I want to load it to BigQuery, so first, I tried:

bq load --source_format=NEWLINE_DELIMITED_JSON \
  --ignore_unknown_values\
  --max_bad_records=2100000000\
  --nosync\
  project:dataset.table \
  gs://bucket/* \
  schema.txt

which failed because of it exceeded "max_bad_records" limit(the file is an aggregation of many types of log so it causes many errors).

Then I calculated to found that I need to use "*" like:

bq load --source_format=NEWLINE_DELIMITED_JSON \
  --ignore_unknown_values\
  --max_bad_records=2100000000\
  --nosync\
  gs://bucket/many_folders/yyyy/mm/dd/*\
  schema.txt

because of the max_bad_records limitation.

But I found it is very slow(because of pararell-run limitation in BigQuery). And it exceedes daily loading job limitation also. I prefer not doing this option.

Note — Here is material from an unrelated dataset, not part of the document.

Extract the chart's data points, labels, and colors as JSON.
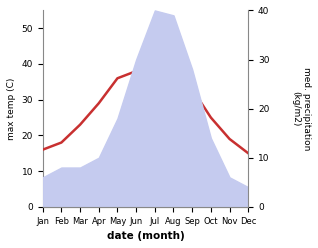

Any idea for solving this situation? I want to load this data as fast as I can.

Thank you for reading.

  • You may use [Dataflow](https://cloud.google.com/dataflow/) to read your data from Cloud Storage and load them to BigQuery. You have several examples in how to read from multiple paths here [(1)](https://googlecloud.tips/tips/033-reading-in-multiple-files-with-dataflow.1/), [(2)](https://stackoverflow.com/questions/48700041/how-to-match-multiple-files-with-names-using-textio-read-in-cloud-dataflow/48700475#48700475). – Yurci Jul 17 '18 at 10:29

1 Answers1

0

I solved it by loading GCS data as one column. Then as a next step I parsed the data.